On October 8, our colleagues Michel Mayor and Didier Queloz received the Nobel Prize in Physics for their discovery of an exoplanet orbiting a solar-type star. Together with James Peebles, they were honoured for changing our conceptions of the world.
Changing our conceptions of the world, nothing less. The dream of all scientists. Not just leaving footprints along a well-travelled path but opening a route from which new perspectives can emerge. They succeeded and have been recognized for it with the highest distinction a scientist can dream of. Congratulations.
We are very proud because both are old time friends and have been associated with PlanetS from the beginning. Michel Mayor (my thesis advisor who taught me what research is) has been a member of our Advisory Committee together with Brian Schmidt (the 2011 Nobel Laureate in physics) and, since last year, Catherine Cesarsky.

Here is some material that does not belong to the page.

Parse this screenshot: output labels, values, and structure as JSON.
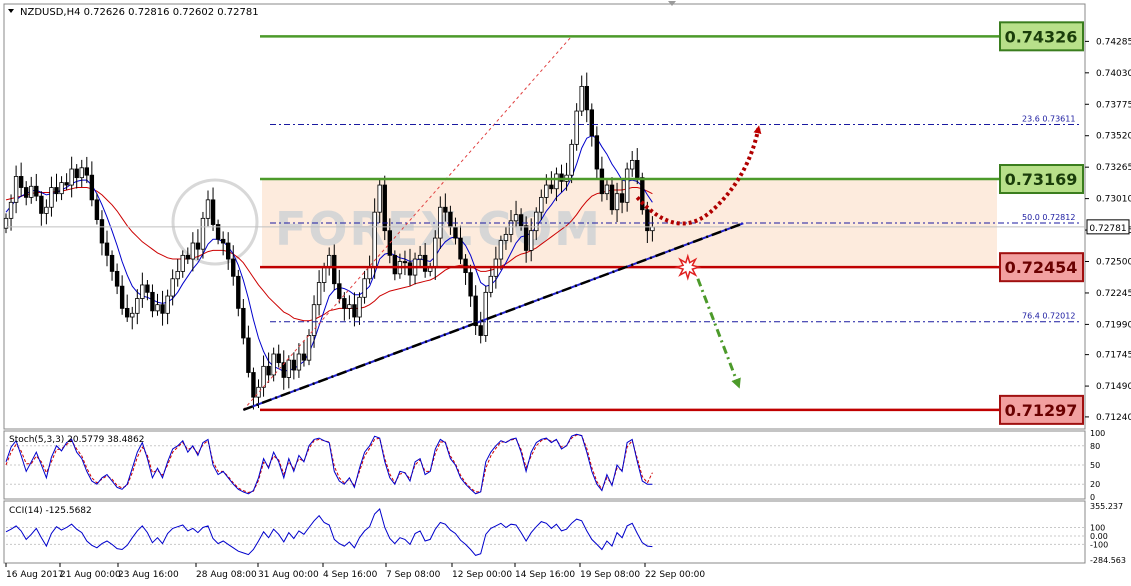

With Didier Queloz, we came-up with the concept of the CHEOPS mission in an earlier unsuccessful attempt to obtain an NCCR. CHEOPS was nevertheless selected by ESA in 2012 and Didier naturally became the chair of its science team. Without their discovery, PlanetS would not exist, with their help and advice, PlanetS grew to become one of the lead research organisation in this field of science.
The quest for instrumental precision is what drove Michel and Didier to their remarkable discovery and guided their subsequent work. Perhaps their most important legacy is to have made this pursuit a second nature to PlanetS. Thank you to both.
We hope you will enjoy reading this edition of The Observer and cross your fingers with us when CHEOPS will be launched in mid-December!